According to Kalish, the country's foremost expert in rekindled romance, lost-and-found romances are surprisingly successful, as long as both partners are not otherwise attached at the time they reconnect. In Kalish's initial sample of 1,000 lost-and-found lovers, ages 18 to 95, nearly three-quarters remained together after a decade of study. When these past lovers married each other, their divorce rate after four years tallied in at no more than 1.5 percent. Usually, second marriages are relatively fragile: In the public at large, nearly one-quarter of all couples who remarry get divorced again within five years.
How to explain the endurance of rekindled first love? "Many of the couples grew up together or shared friends and values," says Kalish. Whether they were from the same hometown or met in college, "they spent formative years together and became each other's standard for all romances since."
Yet for all the power and resilience of rekindled romance, Kalish has discovered a dark side. More of the encounters are now unpremeditated, and many of these people are swept away by feelings they didn't know they still had, placing marriages -- even good marriages -- at risk. In her latest sample, more than 60 percent of lost-love reunions involve affairs.
Nancy Kalish was teaching adolescent psychology at the University of California in San Francisco in 1993 when she began wondering about her college boyfriend. She got his phone number by writing to their alumni association, and that first contact reawakened their romance. She took a sabbatical and moved to New York to be with him; they got engaged. Yet problems emerged. Kalish found herself shocked and hurt the day he drove away, never to be heard from again.

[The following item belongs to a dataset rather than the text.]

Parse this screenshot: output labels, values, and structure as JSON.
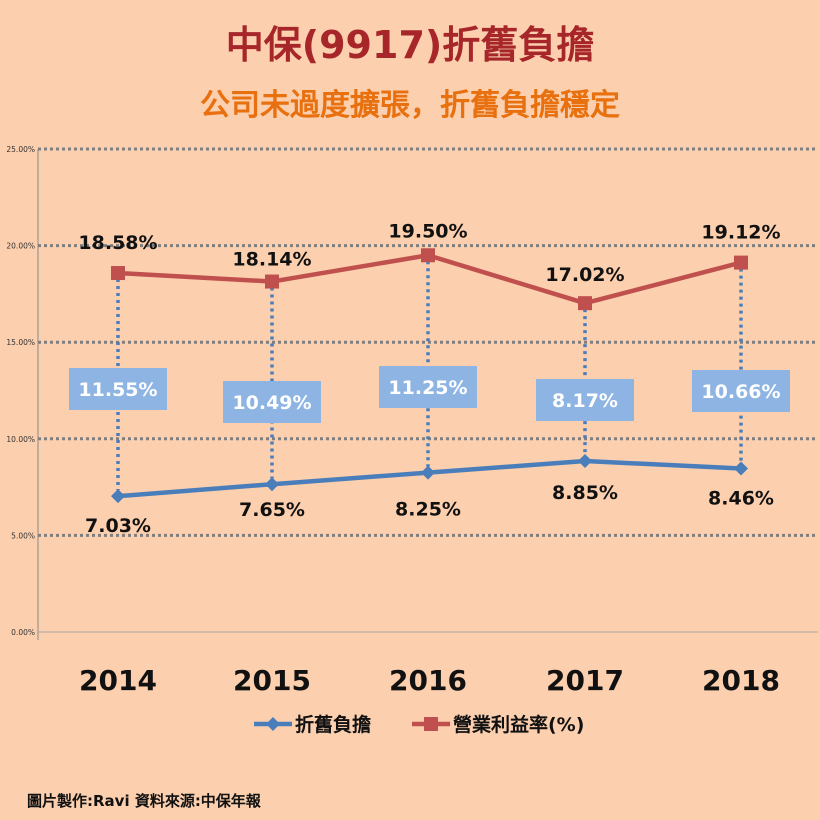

At the time, Kalish assumed -- mistakenly as it turns out -- that most rekindled loves, like her own, were saddled with past problems and doomed to fail. Curious about the phenomenon, she decided to conduct a scholarly post mortem of her own relationship. She designed a questionnaire and began seeking a population to fill in the blanks.
Lost-and-found love affairs were common, she learned, and uncommonly successful. Most of the people Kalish met during her earliest research had been separated by circumstance: long distances and family moves, stints in the military, disapproving parents, the uncertainty of youth. The lost lovers felt their separation had been unjust, and now they finally had the chance to set things right.
"Those forced apart by parents harbored great anger," she says. "Some had put off marriage and even lost their chance to have children as a result." The reunions were often supremely vindicating. "He kept kissing my face at the airport, and after 20 years he was saying, 'You're beautiful, you look fabulous,' " one woman in Kalish's study recounted.
Such love may sound fantastical, sure to vaporize in the light of day, but Kalish says that nothing could be further from the truth. "These are love relationships that never ended, not fantasies."